Otoczka wizualna, choć przyjemna dla oka, to nieraz mnogość świateł i przeróżnych efektów utrudnia dostrzeżenie nutek. Po pewnym czasie moje oko przyzwyczaiło się do tego wizualnego harmidru i coraz lepiej wychodziły mi kolejne utwory. Szczerze wolałbym jednak trochę bardziej stonowaną scenerię i płynniejsze ruchy kamery.
W głównym menu widnieje jeszcze jedna pozycja, a mianowicie Shopping. Nasi bohaterowie w sklepie mogą nabyć nowe ciuszki oraz akcesoria. O ile sam ubiór nie wpływa na rozgrywkę o tyle zakupione książki i akcesoria mogą wpływać na stopień trudności odgrywanego utworu.
Dla growych purystów mam złą wiadomość. Nie wszyscy aktorzy użyczający swoje głosy w Personie 4 Golden pojawili się w Dancing All Night. Pochwalam, jak nowi aktorzy dają z siebie wszystko, aby przypominać swoich prekursorów.

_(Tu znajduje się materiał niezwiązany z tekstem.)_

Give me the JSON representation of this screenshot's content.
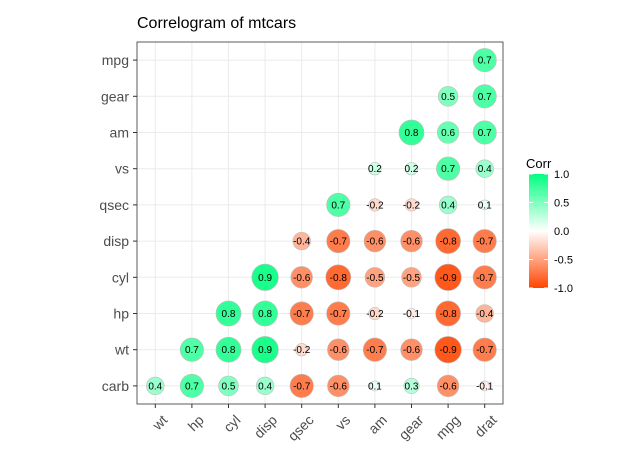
{
  "chart_data": {
    "type": "heatmap",
    "title": "Correlogram of mtcars",
    "xlabel": "",
    "ylabel": "",
    "x_categories": [
      "wt",
      "hp",
      "cyl",
      "disp",
      "qsec",
      "vs",
      "am",
      "gear",
      "mpg",
      "drat"
    ],
    "y_categories": [
      "carb",
      "wt",
      "hp",
      "cyl",
      "disp",
      "qsec",
      "vs",
      "am",
      "gear",
      "mpg"
    ],
    "cells": [
      {
        "x": "drat",
        "y": "mpg",
        "value": 0.7,
        "label": "0.7"
      },
      {
        "x": "mpg",
        "y": "gear",
        "value": 0.5,
        "label": "0.5"
      },
      {
        "x": "drat",
        "y": "gear",
        "value": 0.7,
        "label": "0.7"
      },
      {
        "x": "gear",
        "y": "am",
        "value": 0.8,
        "label": "0.8"
      },
      {
        "x": "mpg",
        "y": "am",
        "value": 0.6,
        "label": "0.6"
      },
      {
        "x": "drat",
        "y": "am",
        "value": 0.7,
        "label": "0.7"
      },
      {
        "x": "am",
        "y": "vs",
        "value": 0.2,
        "label": "0.2"
      },
      {
        "x": "gear",
        "y": "vs",
        "value": 0.2,
        "label": "0.2"
      },
      {
        "x": "mpg",
        "y": "vs",
        "value": 0.7,
        "label": "0.7"
      },
      {
        "x": "drat",
        "y": "vs",
        "value": 0.4,
        "label": "0.4"
      },
      {
        "x": "vs",
        "y": "qsec",
        "value": 0.7,
        "label": "0.7"
      },
      {
        "x": "am",
        "y": "qsec",
        "value": -0.2,
        "label": "-0.2"
      },
      {
        "x": "gear",
        "y": "qsec",
        "value": -0.2,
        "label": "-0.2"
      },
      {
        "x": "mpg",
        "y": "qsec",
        "value": 0.4,
        "label": "0.4"
      },
      {
        "x": "drat",
        "y": "qsec",
        "value": 0.1,
        "label": "0.1"
      },
      {
        "x": "qsec",
        "y": "disp",
        "value": -0.4,
        "label": "-0.4"
      },
      {
        "x": "vs",
        "y": "disp",
        "value": -0.7,
        "label": "-0.7"
      },
      {
        "x": "am",
        "y": "disp",
        "value": -0.6,
        "label": "-0.6"
      },
      {
        "x": "gear",
        "y": "disp",
        "value": -0.6,
        "label": "-0.6"
      },
      {
        "x": "mpg",
        "y": "disp",
        "value": -0.8,
        "label": "-0.8"
      },
      {
        "x": "drat",
        "y": "disp",
        "value": -0.7,
        "label": "-0.7"
      },
      {
        "x": "disp",
        "y": "cyl",
        "value": 0.9,
        "label": "0.9"
      },
      {
        "x": "qsec",
        "y": "cyl",
        "value": -0.6,
        "label": "-0.6"
      },
      {
        "x": "vs",
        "y": "cyl",
        "value": -0.8,
        "label": "-0.8"
      },
      {
        "x": "am",
        "y": "cyl",
        "value": -0.5,
        "label": "-0.5"
      },
      {
        "x": "gear",
        "y": "cyl",
        "value": -0.5,
        "label": "-0.5"
      },
      {
        "x": "mpg",
        "y": "cyl",
        "value": -0.9,
        "label": "-0.9"
      },
      {
        "x": "drat",
        "y": "cyl",
        "value": -0.7,
        "label": "-0.7"
      },
      {
        "x": "cyl",
        "y": "hp",
        "value": 0.8,
        "label": "0.8"
      },
      {
        "x": "disp",
        "y": "hp",
        "value": 0.8,
        "label": "0.8"
      },
      {
        "x": "qsec",
        "y": "hp",
        "value": -0.7,
        "label": "-0.7"
      },
      {
        "x": "vs",
        "y": "hp",
        "value": -0.7,
        "label": "-0.7"
      },
      {
        "x": "am",
        "y": "hp",
        "value": -0.2,
        "label": "-0.2"
      },
      {
        "x": "gear",
        "y": "hp",
        "value": -0.1,
        "label": "-0.1"
      },
      {
        "x": "mpg",
        "y": "hp",
        "value": -0.8,
        "label": "-0.8"
      },
      {
        "x": "drat",
        "y": "hp",
        "value": -0.4,
        "label": "-0.4"
      },
      {
        "x": "hp",
        "y": "wt",
        "value": 0.7,
        "label": "0.7"
      },
      {
        "x": "cyl",
        "y": "wt",
        "value": 0.8,
        "label": "0.8"
      },
      {
        "x": "disp",
        "y": "wt",
        "value": 0.9,
        "label": "0.9"
      },
      {
        "x": "qsec",
        "y": "wt",
        "value": -0.2,
        "label": "-0.2"
      },
      {
        "x": "vs",
        "y": "wt",
        "value": -0.6,
        "label": "-0.6"
      },
      {
        "x": "am",
        "y": "wt",
        "value": -0.7,
        "label": "-0.7"
      },
      {
        "x": "gear",
        "y": "wt",
        "value": -0.6,
        "label": "-0.6"
      },
      {
        "x": "mpg",
        "y": "wt",
        "value": -0.9,
        "label": "-0.9"
      },
      {
        "x": "drat",
        "y": "wt",
        "value": -0.7,
        "label": "-0.7"
      },
      {
        "x": "wt",
        "y": "carb",
        "value": 0.4,
        "label": "0.4"
      },
      {
        "x": "hp",
        "y": "carb",
        "value": 0.7,
        "label": "0.7"
      },
      {
        "x": "cyl",
        "y": "carb",
        "value": 0.5,
        "label": "0.5"
      },
      {
        "x": "disp",
        "y": "carb",
        "value": 0.4,
        "label": "0.4"
      },
      {
        "x": "qsec",
        "y": "carb",
        "value": -0.7,
        "label": "-0.7"
      },
      {
        "x": "vs",
        "y": "carb",
        "value": -0.6,
        "label": "-0.6"
      },
      {
        "x": "am",
        "y": "carb",
        "value": 0.1,
        "label": "0.1"
      },
      {
        "x": "gear",
        "y": "carb",
        "value": 0.3,
        "label": "0.3"
      },
      {
        "x": "mpg",
        "y": "carb",
        "value": -0.6,
        "label": "-0.6"
      },
      {
        "x": "drat",
        "y": "carb",
        "value": -0.1,
        "label": "-0.1"
      }
    ],
    "legend": {
      "title": "Corr",
      "placement": "right",
      "ticks": [
        1.0,
        0.5,
        0.0,
        -0.5,
        -1.0
      ],
      "tick_labels": [
        "1.0",
        "0.5",
        "0.0",
        "-0.5",
        "-1.0"
      ],
      "range": [
        -1,
        1
      ]
    },
    "colors": {
      "high": "#00ff7f",
      "mid": "#ffffff",
      "low": "#ff4500",
      "panel_border": "#333333",
      "grid": "#ebebeb"
    },
    "size_encodes": "abs(value)",
    "grid": true
  }
}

Persona 4: Dancing All Night jest solidną produkcją rytmiczną, która nie tylko lansuje się na popularnej marce. Ze względu na użyte piosenki nie mogę gry polecić każdemu. Repertuar może odrzucić fanów takich gier jak DJ Max czy Hatsune Miku. Trudno też polecić grę fanom Persony 4, ponieważ to całkiem odmienne gatunki i niekoniecznie ktoś kto bawił się dobrze w jRPGu odnajdzie się w grze rytmicznej. Jeśli nie jesteś do końca zdecydowany, czy dać szansę tej produkcji, to gorąco polecam zaryzykować.